I've read some articles online that say, as a beginner, learning to code in the command line is better to get aquatinted with programming and writing code. I want to learn Swift and have been following the chapter 'A Swift Tour' in Apple's 'The Swift Programming Language' iBook but have been doing so in Playgrounds (as suggested in the chapter). Is there any benefit of me starting to write Swift in the Terminal instead of Xcode Playgrounds or is it purely a personal preference thing?

2

Best Answer


A little research reveals e.g. REPL vs Playground, where you can read, that in REPL, you cannot use let. Also, IMO, playgrounds can rather fast grow into some more mature prototypical implementation, while REPL is rather for seeing what some statement does.

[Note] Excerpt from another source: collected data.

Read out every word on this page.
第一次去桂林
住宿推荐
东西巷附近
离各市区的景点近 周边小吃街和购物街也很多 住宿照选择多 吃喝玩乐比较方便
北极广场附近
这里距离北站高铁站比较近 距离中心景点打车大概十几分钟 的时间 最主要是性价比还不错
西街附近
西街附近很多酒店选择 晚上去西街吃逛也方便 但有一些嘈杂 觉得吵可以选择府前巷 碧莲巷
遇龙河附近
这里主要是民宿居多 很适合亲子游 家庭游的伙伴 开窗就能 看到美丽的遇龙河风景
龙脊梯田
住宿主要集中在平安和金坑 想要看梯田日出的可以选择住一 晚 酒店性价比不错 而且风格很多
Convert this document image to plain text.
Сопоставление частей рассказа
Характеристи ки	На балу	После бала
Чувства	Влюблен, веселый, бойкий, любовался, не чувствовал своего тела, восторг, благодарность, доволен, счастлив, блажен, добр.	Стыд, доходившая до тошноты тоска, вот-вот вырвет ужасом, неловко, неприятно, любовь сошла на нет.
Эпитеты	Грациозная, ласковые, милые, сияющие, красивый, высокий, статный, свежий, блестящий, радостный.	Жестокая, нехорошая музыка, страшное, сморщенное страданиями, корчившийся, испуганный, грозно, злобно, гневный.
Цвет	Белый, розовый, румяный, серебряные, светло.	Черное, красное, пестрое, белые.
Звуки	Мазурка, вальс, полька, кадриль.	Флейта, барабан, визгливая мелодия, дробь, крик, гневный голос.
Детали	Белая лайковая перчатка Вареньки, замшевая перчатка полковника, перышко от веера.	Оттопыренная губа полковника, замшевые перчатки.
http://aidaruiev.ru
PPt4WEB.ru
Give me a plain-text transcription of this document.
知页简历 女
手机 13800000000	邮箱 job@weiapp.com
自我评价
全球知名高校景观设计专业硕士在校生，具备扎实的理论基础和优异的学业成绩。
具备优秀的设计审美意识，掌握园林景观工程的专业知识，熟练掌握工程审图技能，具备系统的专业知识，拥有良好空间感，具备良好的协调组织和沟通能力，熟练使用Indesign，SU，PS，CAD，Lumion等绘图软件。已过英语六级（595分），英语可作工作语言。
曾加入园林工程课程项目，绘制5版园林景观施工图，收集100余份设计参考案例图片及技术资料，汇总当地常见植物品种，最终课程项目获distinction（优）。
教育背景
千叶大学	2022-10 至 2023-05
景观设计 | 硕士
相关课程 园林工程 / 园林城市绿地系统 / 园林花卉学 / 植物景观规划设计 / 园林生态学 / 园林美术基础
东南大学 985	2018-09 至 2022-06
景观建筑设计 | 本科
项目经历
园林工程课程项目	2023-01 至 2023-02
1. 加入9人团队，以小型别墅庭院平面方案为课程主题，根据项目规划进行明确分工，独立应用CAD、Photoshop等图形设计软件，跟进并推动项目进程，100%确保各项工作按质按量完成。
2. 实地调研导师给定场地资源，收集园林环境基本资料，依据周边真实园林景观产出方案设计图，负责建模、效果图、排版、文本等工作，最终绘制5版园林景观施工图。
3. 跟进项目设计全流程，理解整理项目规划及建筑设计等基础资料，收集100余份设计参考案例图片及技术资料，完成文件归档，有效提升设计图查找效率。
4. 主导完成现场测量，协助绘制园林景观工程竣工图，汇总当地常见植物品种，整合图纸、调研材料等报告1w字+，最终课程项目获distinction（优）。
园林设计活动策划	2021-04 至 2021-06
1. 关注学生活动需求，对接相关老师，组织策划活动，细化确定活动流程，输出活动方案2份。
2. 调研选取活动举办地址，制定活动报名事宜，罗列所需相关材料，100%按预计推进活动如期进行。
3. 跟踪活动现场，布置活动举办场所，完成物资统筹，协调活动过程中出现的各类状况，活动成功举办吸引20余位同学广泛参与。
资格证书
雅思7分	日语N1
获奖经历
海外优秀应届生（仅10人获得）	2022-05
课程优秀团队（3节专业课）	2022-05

In the command line environment, Cocoa and UIKit are not available. So you cannot do visual prototyping of your UI. Further, Playgrounds has lots of fancy features like letting you explore the history of a variable's value, and graphing numeric values over time. The downside is that as your Playground grows, it pre-emptively re-renders all the calculations, loops, and UI prototypes you've created after every statement you add. This makes it very slow, and prone to crashing. Or, it will fail silently on a syntax error somewhere in the file.

On the other hand, a command line REPL is only concerned with evaluating the current expression, so it's very fast and gives you instant feedback on errors. It's for focusing on the language proper, like syntax, basic data types, for loops, function syntax, and closures.